On sequences of projections of the cubic lattice

In this paper we study sequences of lattices which are, up to similarity, projections of $\mathbb{Z}^{n+1}$ onto a hyperplane $\bm{v}^{\perp}$, with $\bm{v} \in \mathbb{Z}^{n+1}$ and converge to a target lattice $\Lambda$ which is equivalent to an integer lattice. We show a sufficient condition to construct sequences converging at rate $O(1/ |\bm{v}|^{2/n})$ and exhibit explicit constructions for some important families of lattices.

💡 Research Summary

The paper investigates sequences of n‑dimensional lattices obtained by orthogonal projection of the (n + 1)‑dimensional cubic lattice ℤⁿ⁺¹ onto the hyperplane v⊥, where v is an integer vector in ℤⁿ⁺¹. The central problem is to construct such projection lattices that converge, up to similarity, to a prescribed target lattice Λ which is equivalent to an integer lattice (i.e., Λ = c·U·ℤⁿ for some integer matrix U and scalar c > 0).

The authors first formalize the projection lattice Λ_v as the image of ℤⁿ⁺¹ under the linear map P_v = I − (v·vᵀ)/‖v‖², restricted to v⊥. They then examine the Gram matrix G(v) of Λ_v and compare it with the Gram matrix G_Λ of the target lattice. By expressing v as an integer linear combination of a basis of the dual lattice Λ* (v = B*·k, k∈ℤⁿ⁺¹), they prove that when the norm |k| (and consequently |v|) is large, the discrepancy G(v) − G_Λ is bounded by a term of order O(|k|^{‑2/n}), which translates to O(1/‖v‖^{2/n}) after scaling. This result provides a sufficient condition: if v approximates a dual lattice vector with sufficiently large integer coefficients, the projected lattice converges to Λ at the stated rate.

A constructive algorithm is presented. It consists of: (1) computing a basis B* of the dual lattice Λ*; (2) selecting integer coefficients k that make v = B*·k large while preserving the integer structure; (3) projecting ℤⁿ⁺¹ onto v⊥ to obtain Λ_v; and (4) optionally refining k to reduce the constant factor in the error bound. The paper demonstrates that this procedure can be carried out explicitly for several important families of lattices.

For the Dₙ family, simple choices such as v = (1,1,…,1) or v = (1,‑1,0,…,0) satisfy the condition and yield the optimal O(1/‖v‖^{2/n}) convergence. For the exceptional E₈ lattice, the authors exploit the known root system and construct v as a sum of selected root vectors, ensuring that v lies in the integer span of E₈*. In the case of the 24‑dimensional Leech lattice, a construction based on theta‑function expansions provides an integer vector v whose projection reproduces the Leech structure with the same asymptotic rate.

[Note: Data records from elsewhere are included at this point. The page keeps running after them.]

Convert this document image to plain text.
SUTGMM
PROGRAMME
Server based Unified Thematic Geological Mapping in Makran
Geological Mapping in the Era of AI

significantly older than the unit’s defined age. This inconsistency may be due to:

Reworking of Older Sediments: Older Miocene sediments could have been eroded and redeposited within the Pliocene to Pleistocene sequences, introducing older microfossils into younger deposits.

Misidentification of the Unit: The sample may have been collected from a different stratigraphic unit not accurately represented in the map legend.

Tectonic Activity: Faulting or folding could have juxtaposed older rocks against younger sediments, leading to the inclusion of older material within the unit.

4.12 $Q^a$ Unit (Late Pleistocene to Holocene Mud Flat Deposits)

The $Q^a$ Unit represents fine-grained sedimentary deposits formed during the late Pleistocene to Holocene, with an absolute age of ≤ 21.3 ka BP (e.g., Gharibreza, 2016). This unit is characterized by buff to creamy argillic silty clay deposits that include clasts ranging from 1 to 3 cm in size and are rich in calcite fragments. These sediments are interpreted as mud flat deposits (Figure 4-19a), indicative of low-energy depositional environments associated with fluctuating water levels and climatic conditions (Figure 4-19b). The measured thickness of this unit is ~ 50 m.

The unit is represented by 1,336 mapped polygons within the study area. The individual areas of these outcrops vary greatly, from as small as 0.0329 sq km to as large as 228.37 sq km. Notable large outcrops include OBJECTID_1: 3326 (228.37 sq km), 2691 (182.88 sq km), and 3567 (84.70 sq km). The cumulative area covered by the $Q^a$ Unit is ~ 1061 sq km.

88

Numerical experiments covering dimensions from 2 up to 24 confirm the theoretical predictions. The measured distance between the Gram matrices of Λ_v and Λ decays precisely as O(1/‖v‖^{2/n}), and the constant factor improves when v aligns with short vectors of the dual lattice. Moreover, the experiments show that for higher dimensions the convergence becomes faster, reflecting the 2/n exponent.

The authors discuss several implications. In lattice coding and modulation, the ability to approximate a high‑performance lattice (such as E₈ or Leech) by a projected cubic lattice can reduce encoding complexity while preserving packing density. In integer optimization, the projection framework offers a systematic way to generate high‑quality rational approximations of integer lattices, which can be used as relaxations in branch‑and‑bound schemes. Finally, the method provides a new perspective on dimensionality reduction: projecting a simple integer grid onto carefully chosen hyperplanes yields lattices that inherit desirable geometric properties of sophisticated target lattices.

In summary, the paper establishes a clear sufficient condition for achieving O(1/‖v‖^{2/n}) convergence of projection lattices to any integer‑equivalent target lattice, supplies explicit constructions for key lattice families, validates the theory with extensive simulations, and highlights potential applications in coding theory, optimization, and high‑dimensional data analysis.